Cyclical replication #
In a multi-master scenario, A is listening to transactions from B and vice versa. Suppose that A executes a transaction (tx) and B copies this transaction from A (tx_copy). Now, because A is also listening to B, A will attempt to replicate the tx_copy transaction. A needs to be able to detect that tx_copy is a copied transaction.
Binlog-based detection #
We can let A detect this loop by having B insert a dummy statement in the transaction.
Initially, the structure of a transaction is like this:
BEGINSTMTCOMMIT
A dummy statement can be inserted. For instance, we might insert the dummy statement after BEGIN so that the pipeline can simply ignore all future messages.
BEGINdummy(inserted)STMTCOMMIT
UPDATE statement #
The goal of the dummy statement is to generate binlog traffic without impacting the actual operations. We might want to save resources by opting to use a command like UPDATE instead of INSERT.

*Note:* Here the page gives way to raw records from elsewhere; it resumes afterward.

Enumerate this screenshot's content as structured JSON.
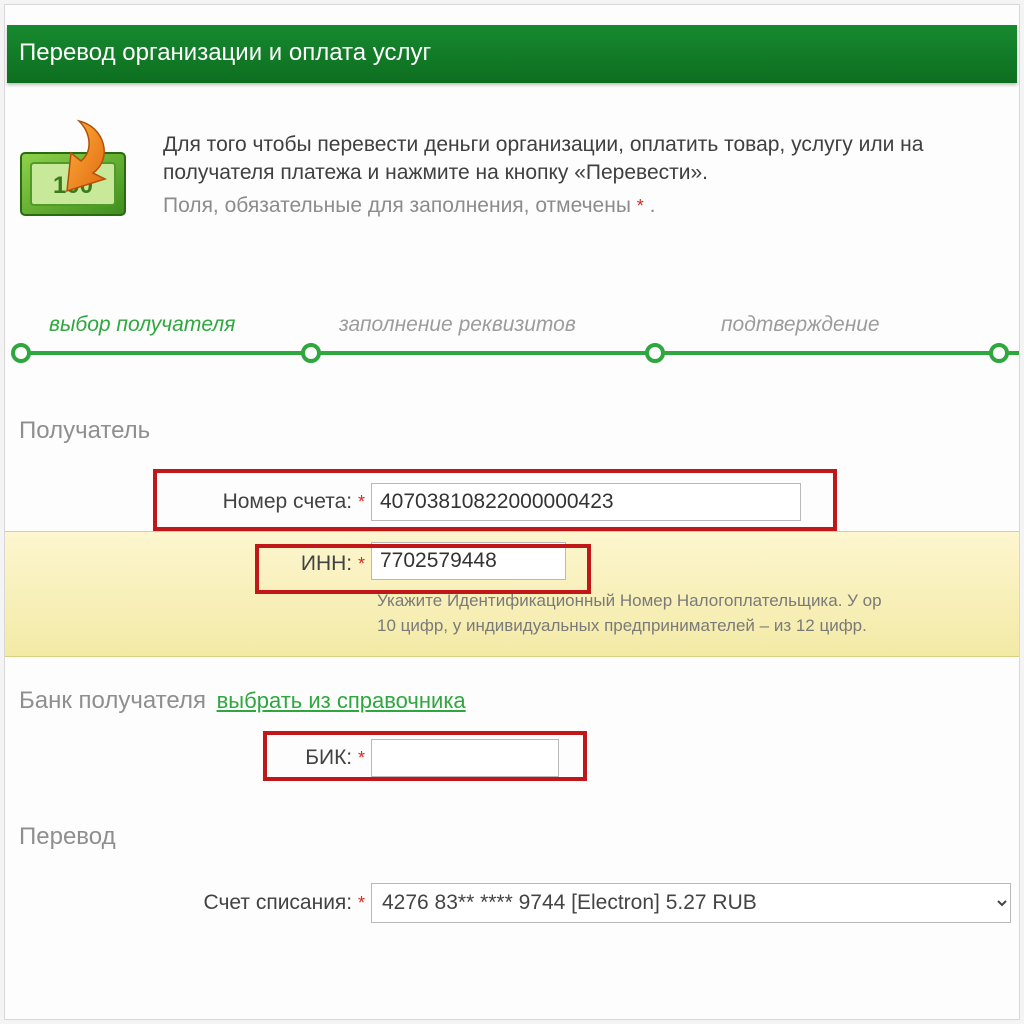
{
  "header": {
    "title": "Перевод организации и оплата услуг"
  },
  "intro": {
    "line1": "Для того чтобы перевести деньги организации, оплатить товар, услугу или на",
    "line2": "получателя платежа и нажмите на кнопку «Перевести».",
    "sub": "Поля, обязательные для заполнения, отмечены",
    "asterisk": "*",
    "dot": "."
  },
  "stepper": {
    "step1": "выбор получателя",
    "step2": "заполнение реквизитов",
    "step3": "подтверждение"
  },
  "sections": {
    "recipient": "Получатель",
    "bank": "Банк получателя",
    "bank_link": "выбрать из справочника",
    "transfer": "Перевод"
  },
  "fields": {
    "account": {
      "label": "Номер счета:",
      "value": "40703810822000000423"
    },
    "inn": {
      "label": "ИНН:",
      "value": "7702579448",
      "hint1": "Укажите Идентификационный Номер Налогоплательщика. У ор",
      "hint2": "10 цифр, у индивидуальных предпринимателей – из 12 цифр."
    },
    "bik": {
      "label": "БИК:",
      "value": ""
    },
    "debit": {
      "label": "Счет списания:",
      "value": "4276 83** **** 9744 [Electron] 5.27 RUB"
    }
  },
  "star": "*"
}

In a high-concurrency setting, the updates cannot have the WHERE clause, because we do not know the previous value of the dummy column. The final statement might look like UPDATE table SET dummy_col = x. To ensure that there is real binlog traffic generated, the x value cannot be the same as the existing value of the column.
In other words, if two transactions could occur concurrently, we need to ensure that the x value is always different. While we can keep track of a pool of possible x values, a transaction can use, we can also opt for a sequential addition. Overflows do not matter since by the time the x value cycles back to 1 (for unsigned int), the previous transaction would already have been replicated.

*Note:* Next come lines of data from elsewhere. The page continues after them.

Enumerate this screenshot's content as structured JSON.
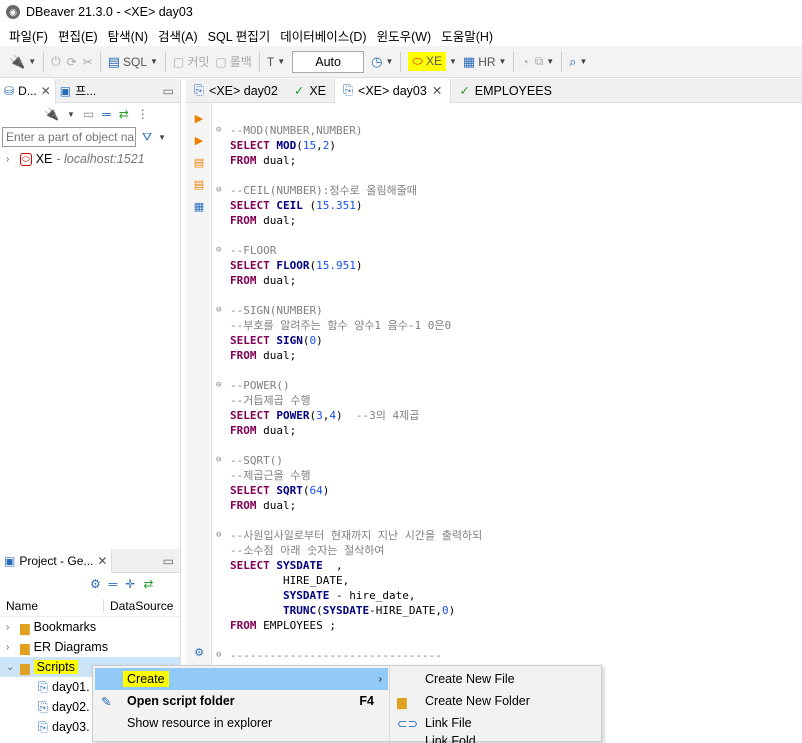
{
  "window": {
    "title": "DBeaver 21.3.0 - <XE> day03"
  },
  "menu": [
    "파일(F)",
    "편집(E)",
    "탐색(N)",
    "검색(A)",
    "SQL 편집기",
    "데이터베이스(D)",
    "윈도우(W)",
    "도움말(H)"
  ],
  "toolbar": {
    "sql_label": "SQL",
    "commit_label": "커밋",
    "rollback_label": "롤백",
    "transaction_mode": "Auto",
    "datasource_label": "XE",
    "schema_label": "HR"
  },
  "navigator": {
    "tabs": [
      "D...",
      "프..."
    ],
    "filter_placeholder": "Enter a part of object na",
    "connection": {
      "name": "XE",
      "host": "- localhost:1521"
    }
  },
  "editor": {
    "tabs": [
      "<XE> day02",
      "XE",
      "<XE> day03",
      "EMPLOYEES"
    ],
    "active_tab": "<XE> day03"
  },
  "project": {
    "tab_label": "Project - Ge...",
    "columns": [
      "Name",
      "DataSource"
    ],
    "items": [
      "Bookmarks",
      "ER Diagrams",
      "Scripts"
    ],
    "scripts": [
      "day01.",
      "day02.",
      "day03."
    ]
  },
  "context_menu": {
    "items": [
      {
        "label": "Create",
        "shortcut": ""
      },
      {
        "label": "Open script folder",
        "shortcut": "F4"
      },
      {
        "label": "Show resource in explorer",
        "shortcut": ""
      }
    ],
    "submenu": [
      "Create New File",
      "Create New Folder",
      "Link File",
      "Link Fold"
    ]
  },
  "colors": {
    "highlight": "#ffff00",
    "menu_selected": "#91c9f7",
    "keyword": "#7f0055",
    "comment": "#808080"
  }
}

This solution works. While an update statement does not create significant load on the underlying database engine, it still causes a real transaction to be executed.
Blackhole engine #
Another alternative might be to consider using a blackhole (no-op) engine. When creating the table, add engine = blackhole.
However, upon testing, mysql enforces a separate transaction on statements to blackhole tables. The transaction ends up being split up:
BEGINdummyCOMMITBEGINSTMTCOMMIT
We now have two transactions, that need to be executed one after the other. However, this is not efficient in a high-concurrency setting. We would have to lock the other threads to ensure this sequence of events occurs. However, this solution is viable for a single-thread scenario.
DROP VIEW IF EXISTS #
An interesting alternative to the blackhole engine is to use DROP VIEW IF EXISTS x. It generates a binlog statement without having any real operation. This idea came from openark/orchestrator using DROP VIEW to inject GTIDs for engines without such support.

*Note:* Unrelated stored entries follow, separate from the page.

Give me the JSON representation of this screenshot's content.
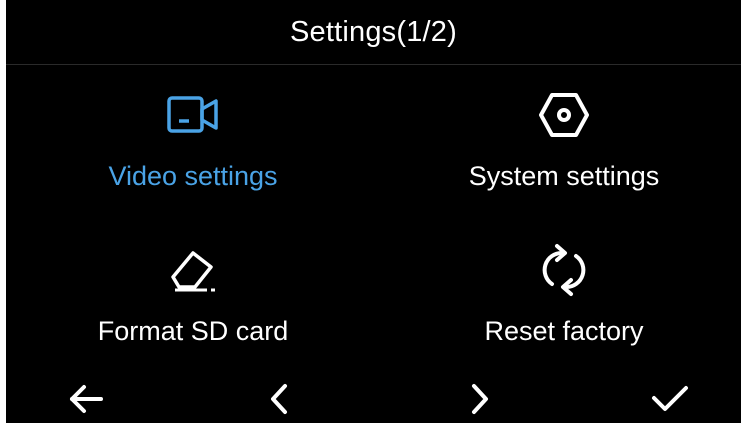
{
  "header": {
    "title": "Settings(1/2)"
  },
  "menu": {
    "items": [
      {
        "label": "Video settings",
        "icon": "video-camera-icon",
        "selected": true
      },
      {
        "label": "System settings",
        "icon": "hexagon-nut-icon",
        "selected": false
      },
      {
        "label": "Format SD card",
        "icon": "eraser-icon",
        "selected": false
      },
      {
        "label": "Reset factory",
        "icon": "refresh-icon",
        "selected": false
      }
    ]
  },
  "footer": {
    "buttons": [
      {
        "icon": "arrow-left-icon"
      },
      {
        "icon": "chevron-left-icon"
      },
      {
        "icon": "chevron-right-icon"
      },
      {
        "icon": "checkmark-icon"
      }
    ]
  },
  "colors": {
    "background": "#000000",
    "text": "#ffffff",
    "accent": "#4aa3e6"
  }
}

However, because DROP VIEW is a DDL (data definition language) event, it will also be put in a separate transaction like blackhole engine statements. As such, this method is also not viable for multi-thread settings.
UUID-based detection #
Binlog-based detection has its pitfalls, since it fundamentally generates additional network traffic. Another method is to use the GTID (Global Transaction ID) of a transaction to detect its source.
The GTID is of the format:
<server_uuid>:<seq_no>
When A executes a transaction to B (tx), tx will have a GTID like uuid_A:1. Upon receiving this transaction, B can detect that the server_uuid portion of the GTID is not its own. B will then replicate tx to get tx_copy.
SET gtid_next #
Since we’re programatically doing this replication, B is not actually in the same database cluster as A. tx_copy will have a GTID like uuid_B:1. When A receives this transaction, the behaviour is to (incorrectly) replicate it.
To solve this, we can use an operation like set gtid_next to overwrite B’s default transaction behaviour. Instead of writing to the binlog with uuid_B:1, B can execute tx with GTID uuid_A:1.
When A receives this transaction and sees its own uuid, it can then ignore the transaction.
Multiple UUIDs in the cluster #
In reality, A cannot just hold the logic to drop transactions with its own uuid. This is because A is in a database cluster with A_slave. In the event of a failover, A_slave would be the acting master instead of A. The transactions from B would have the form uuid_A_slave:2. This means that A has to know the UUIDs of all slaves in its cluster at the point of replication.
It is challenging to start the replication process with all known UUIDs in the cluster. During a failover or server restart, the UUID is generated again. There could be uuid_A_old in the mix of transactions.
To overcome this, a metadata server is needed to remember all UUIDs that were ever taken up by the cluster. The UUID can also be manually set to follow a pattern e.g. clusterA always starts with 11111111 in the UUID. However, this manual operation is prone to human errors. It only takes one database instance to be created without following the operating procedure to break the UUID management. A metadata server is more foolproof, though also more complex to implement.